The cynical inflation machine
Inflation does not befall us like a curse, nor does it descend on us as tragic fate. It is always the result of reckless, and sometimes criminal, policy. These words were spoken by Ludwig Erhard, the visionary German minister of economics who laid the foundations for West Germany’s Wirtschaftswunder (“economic miracle”) in the 1950s and 1960s.
Today, inflation is once again a global phenomenon. Stranger still, for decades, central banks have treated a 2 percent inflation rate as not only acceptable, but desirable. It takes a remarkably convoluted mind to explain why the quiet, permanent erosion of people’s purchasing power should be considered a public good. Yet this doctrine is still defended by many economists.
The death of price stability
The mandate of the European Central Bank is clear: to provide price stability in the eurozone. On any plain reading, deliberately targeting 2 percent inflation is already a breach of that mandate. The Federal Reserve’s mandate is more complicated, because it is responsible both for price stability and employment, goals that can easily come into conflict. But in practice, today’s central bankers no longer seem to target price stability at all. They target managed inflation. The result is the slow confiscation of citizens’ prosperity and purchasing power through a cynical technocratic game.
One common argument in favor of managed inflation is the commonplace claim that “inflation is better than deflation.” This opinion is not, however, justified. It is true that falling prices can point to a potential recession if they result from overcapacity, but this may also be a necessary correction. But there is another aspect of declining prices: the positive effect of increased productivity. This kind of “deflation” is beneficial.
Reckless government overspending makes the problem almost impossible to control.
Life, of course, has become more complicated. Excessive government spending is itself inflationary, and when central banks buy government bonds, they accelerate the creation of money. The Fed and the European Central Bank both do this under the name of quantitative easing. In the case of the ECB, this was a blatant violation of the rules.
Central banks have now begun raising interest rates, hoping they can regain control over inflation. But this exposes the fundamental contradiction at the heart of their policy. A central bank that openly insists on a 2 percent inflation target has already conceded that it does not believe in price stability. Price stability means zero inflation. Anything else is merely a managed decline in the value of money.
Reckless government overspending makes the problem almost impossible to control. The consequences will be severe. Inflation will create enormous social problems, and those who will suffer most are retirees and people on fixed incomes, whose payments cannot keep pace with rising prices. Future obligations are already underfunded, and inflation will make that failure impossible to hide.
Policymakers on both the monetary and fiscal sides are now experimenting with new tools. The European Central Bank and European institutions have already decided to introduce the digital euro. In the United States, policymakers want to issue stablecoins backed by U.S. Treasuries. But neither CBDCs nor stablecoins will protect citizens from inflation, nor will they solve the debt problem.
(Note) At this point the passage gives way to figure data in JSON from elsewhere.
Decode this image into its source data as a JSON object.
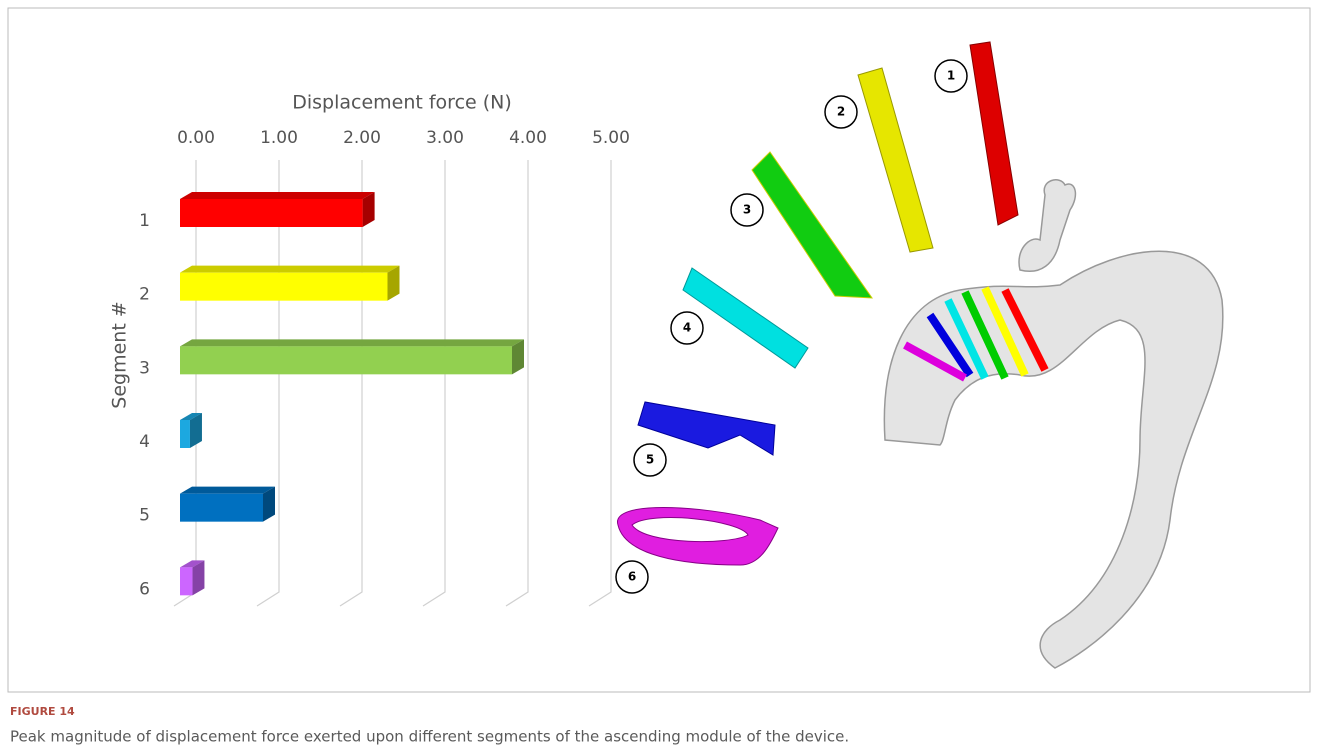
{
  "chart_data": {
    "type": "bar",
    "orientation": "horizontal",
    "x_label": "Displacement force (N)",
    "y_label": "Segment #",
    "categories": [
      "1",
      "2",
      "3",
      "4",
      "5",
      "6"
    ],
    "values": [
      2.2,
      2.5,
      4.0,
      0.12,
      1.0,
      0.15
    ],
    "colors": [
      "#ff0000",
      "#ffff00",
      "#92d050",
      "#1ca8e0",
      "#0070c0",
      "#cc66ff"
    ],
    "xlim": [
      0,
      5
    ],
    "xticks": [
      {
        "value": 0,
        "label": "0.00"
      },
      {
        "value": 1,
        "label": "1.00"
      },
      {
        "value": 2,
        "label": "2.00"
      },
      {
        "value": 3,
        "label": "3.00"
      },
      {
        "value": 4,
        "label": "4.00"
      },
      {
        "value": 5,
        "label": "5.00"
      }
    ],
    "grid": true
  },
  "figure": {
    "label": "FIGURE 14",
    "caption": "Peak magnitude of displacement force exerted upon different segments of the ascending module of the device.",
    "segment_labels": [
      "1",
      "2",
      "3",
      "4",
      "5",
      "6"
    ]
  }
}
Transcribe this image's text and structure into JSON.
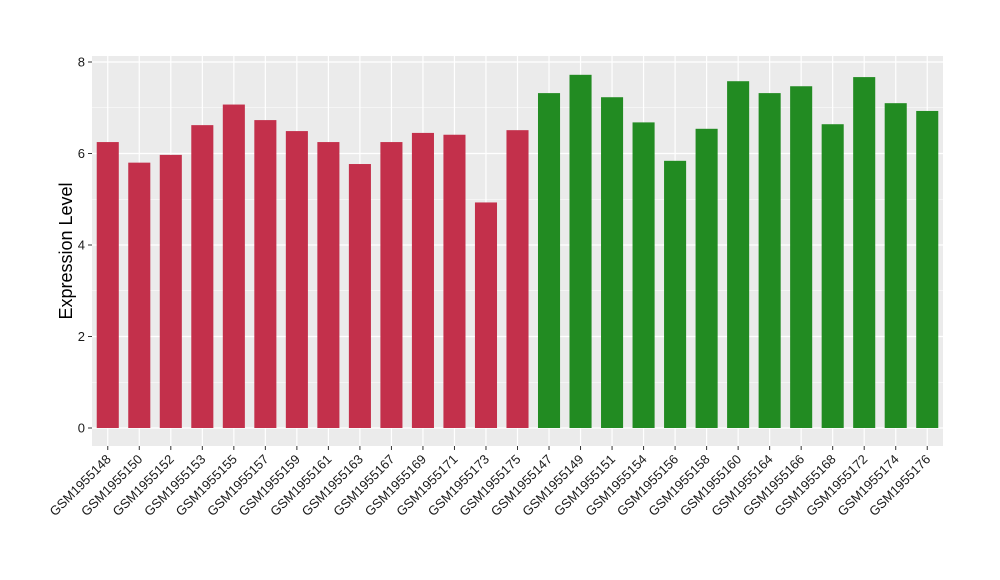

As long as disproportionate public overspending continues, these instruments will serve only to camouflage the crisis in the short term.
The European Central Bank will soon need a successor to Christine Lagarde. One can only hope that Ms. Lagarde, a pure politician, will be replaced by someone who understands the institution’s mandate and takes it seriously. The Trump administration has appointed Kevin Warsh as the new head of the Federal Reserve. Mr. Warsh is comparatively hawkish on inflation and has promised a new style of central banking, which gives grounds for cautious optimism. He wants to stop the purchase of government debt.
In his statement after his first Federal Open Market Committee meeting, Mr. Warsh made a point that should be obvious, but that is widely ignored by his central-banking colleagues: “The Committee will deliver price stability.”
The fact that he needed to declare this objective is the clearest possible indictment of contemporary monetary policy.